The article didn't discuss what I expected, that being traffic analysis. Among
cryptological problems, traffic analysis is one of the more difficult exploits
to prevent, as well as the easier to exploit.

In the military, you don't need to crack any codes at all. Just look at where
all the motorcycle messengers are going to or coming from. Must be the command
tent, eh wot?

Let's drop a bomb on it, just to see what happens.

In the specific case of the Internet of Things, consider that your Things will
be chattering over the Internet far more frequently when you are at home then
when you are away. That will be the case for your neighbors.

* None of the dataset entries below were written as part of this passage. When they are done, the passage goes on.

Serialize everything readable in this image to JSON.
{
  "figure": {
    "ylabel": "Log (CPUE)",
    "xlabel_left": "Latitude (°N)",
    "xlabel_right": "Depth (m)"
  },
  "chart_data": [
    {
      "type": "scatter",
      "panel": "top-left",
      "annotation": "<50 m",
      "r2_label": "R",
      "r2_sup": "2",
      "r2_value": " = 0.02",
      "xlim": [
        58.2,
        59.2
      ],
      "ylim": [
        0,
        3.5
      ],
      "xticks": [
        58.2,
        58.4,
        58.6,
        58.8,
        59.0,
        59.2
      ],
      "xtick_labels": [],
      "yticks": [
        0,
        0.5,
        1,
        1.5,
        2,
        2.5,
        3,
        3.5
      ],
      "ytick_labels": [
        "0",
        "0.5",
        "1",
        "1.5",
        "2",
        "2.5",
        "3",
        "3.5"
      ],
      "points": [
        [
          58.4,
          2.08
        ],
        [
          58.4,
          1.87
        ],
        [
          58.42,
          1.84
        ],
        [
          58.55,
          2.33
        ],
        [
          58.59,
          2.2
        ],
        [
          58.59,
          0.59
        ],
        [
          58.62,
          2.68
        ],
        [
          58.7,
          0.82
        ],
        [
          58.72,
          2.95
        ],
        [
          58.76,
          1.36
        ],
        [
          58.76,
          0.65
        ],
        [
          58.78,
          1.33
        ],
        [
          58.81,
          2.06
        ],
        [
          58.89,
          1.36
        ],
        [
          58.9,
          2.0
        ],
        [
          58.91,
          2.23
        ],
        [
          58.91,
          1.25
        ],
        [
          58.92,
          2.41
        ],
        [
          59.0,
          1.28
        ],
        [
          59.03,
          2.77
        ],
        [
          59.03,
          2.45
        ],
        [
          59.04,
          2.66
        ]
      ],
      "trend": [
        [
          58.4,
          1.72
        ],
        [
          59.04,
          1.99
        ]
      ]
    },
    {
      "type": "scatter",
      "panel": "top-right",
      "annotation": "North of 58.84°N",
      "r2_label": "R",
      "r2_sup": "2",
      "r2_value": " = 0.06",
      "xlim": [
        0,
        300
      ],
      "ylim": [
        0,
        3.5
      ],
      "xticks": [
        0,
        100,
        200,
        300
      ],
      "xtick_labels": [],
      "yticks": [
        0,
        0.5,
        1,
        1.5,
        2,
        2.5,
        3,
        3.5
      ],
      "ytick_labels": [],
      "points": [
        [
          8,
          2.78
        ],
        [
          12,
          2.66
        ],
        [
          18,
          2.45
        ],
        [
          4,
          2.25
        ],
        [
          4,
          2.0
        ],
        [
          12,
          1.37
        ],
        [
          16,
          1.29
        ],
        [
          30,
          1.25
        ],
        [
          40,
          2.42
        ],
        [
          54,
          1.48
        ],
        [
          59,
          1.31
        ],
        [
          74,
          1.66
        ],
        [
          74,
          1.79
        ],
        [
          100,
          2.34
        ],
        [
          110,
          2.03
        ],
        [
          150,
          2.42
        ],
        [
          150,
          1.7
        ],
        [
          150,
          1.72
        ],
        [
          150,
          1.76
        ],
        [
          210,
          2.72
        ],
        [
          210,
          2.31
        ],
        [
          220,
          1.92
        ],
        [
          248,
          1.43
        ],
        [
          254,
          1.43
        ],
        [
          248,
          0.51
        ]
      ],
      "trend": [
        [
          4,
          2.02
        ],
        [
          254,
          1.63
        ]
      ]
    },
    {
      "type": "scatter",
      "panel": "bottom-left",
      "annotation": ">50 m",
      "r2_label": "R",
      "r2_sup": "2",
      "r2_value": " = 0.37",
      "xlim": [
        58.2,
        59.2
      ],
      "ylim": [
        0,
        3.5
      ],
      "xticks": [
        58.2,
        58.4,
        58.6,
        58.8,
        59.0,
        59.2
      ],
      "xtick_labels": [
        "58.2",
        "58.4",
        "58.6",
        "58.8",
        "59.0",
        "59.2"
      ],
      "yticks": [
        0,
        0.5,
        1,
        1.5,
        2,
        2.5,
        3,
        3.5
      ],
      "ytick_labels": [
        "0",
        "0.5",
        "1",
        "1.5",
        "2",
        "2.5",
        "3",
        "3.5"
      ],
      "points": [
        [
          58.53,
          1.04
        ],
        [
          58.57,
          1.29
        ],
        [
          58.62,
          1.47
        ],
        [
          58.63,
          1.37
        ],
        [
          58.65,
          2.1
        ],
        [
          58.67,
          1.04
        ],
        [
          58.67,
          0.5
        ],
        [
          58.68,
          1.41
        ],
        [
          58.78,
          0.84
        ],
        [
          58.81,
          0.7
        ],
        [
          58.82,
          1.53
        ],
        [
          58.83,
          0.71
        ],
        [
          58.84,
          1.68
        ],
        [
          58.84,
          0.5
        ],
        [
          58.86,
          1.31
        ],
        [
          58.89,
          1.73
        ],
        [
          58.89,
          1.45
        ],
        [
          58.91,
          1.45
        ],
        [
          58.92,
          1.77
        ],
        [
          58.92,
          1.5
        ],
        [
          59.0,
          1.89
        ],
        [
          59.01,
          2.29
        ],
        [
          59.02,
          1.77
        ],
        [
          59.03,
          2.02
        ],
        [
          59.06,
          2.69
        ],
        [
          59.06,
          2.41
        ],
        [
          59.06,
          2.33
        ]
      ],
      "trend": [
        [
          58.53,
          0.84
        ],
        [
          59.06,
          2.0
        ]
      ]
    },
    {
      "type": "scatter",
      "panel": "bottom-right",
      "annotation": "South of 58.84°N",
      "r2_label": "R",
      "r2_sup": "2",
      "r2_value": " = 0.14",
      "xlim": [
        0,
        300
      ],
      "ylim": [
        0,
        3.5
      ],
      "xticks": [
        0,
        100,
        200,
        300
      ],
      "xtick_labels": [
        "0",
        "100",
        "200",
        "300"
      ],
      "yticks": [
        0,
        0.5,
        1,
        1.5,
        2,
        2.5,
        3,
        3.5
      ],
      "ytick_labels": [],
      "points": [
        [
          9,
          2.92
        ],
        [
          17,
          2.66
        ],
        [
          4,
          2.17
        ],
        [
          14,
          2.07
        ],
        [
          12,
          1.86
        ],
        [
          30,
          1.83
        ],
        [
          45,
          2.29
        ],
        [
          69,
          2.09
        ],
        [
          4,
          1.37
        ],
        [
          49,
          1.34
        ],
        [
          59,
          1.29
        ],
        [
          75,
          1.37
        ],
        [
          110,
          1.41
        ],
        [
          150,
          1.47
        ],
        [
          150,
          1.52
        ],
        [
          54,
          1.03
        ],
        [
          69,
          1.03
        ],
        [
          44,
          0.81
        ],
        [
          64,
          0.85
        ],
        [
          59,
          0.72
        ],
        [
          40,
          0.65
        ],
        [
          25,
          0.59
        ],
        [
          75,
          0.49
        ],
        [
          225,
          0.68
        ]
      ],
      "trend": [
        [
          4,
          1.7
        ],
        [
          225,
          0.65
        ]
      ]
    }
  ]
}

So one could stand back at a safe distance, then point a few cantennas in the
general direction of each house in an upscale neighborhood. You don't need to
decrypt any signals, you just need to see how frequently messages are sent.

When all the messages in a general area die down for a little while, you
burgle the home in the center of that general area.

For extra credit, you also snoop on the cops, so that you can be sure there
are no patrol cars that could possibly respond in time, were you to trip an
alarm.

I learned about traffic analysis in 1989. That same Interop Conference UNIX
and Internet Security Tutorial also explained that, in secure facilities,
ethernet cables run through modestly pressured metal pipes.

There is no real way to tap into the ethernet without drilling into the pipes.
When the air pressure drops, men with guns turn up to look into who's holding
the drill.

Now we have Bradley Manning downloading 800MB of top secret diplomatic cables,
because he was searched on the way in to work each day - but not on the way
out.

While I support Manning's particular effort, suppose that was someone who was
not such a nice guy, making off with the recipe for nerve gas, or the detailed
design of a guided missile.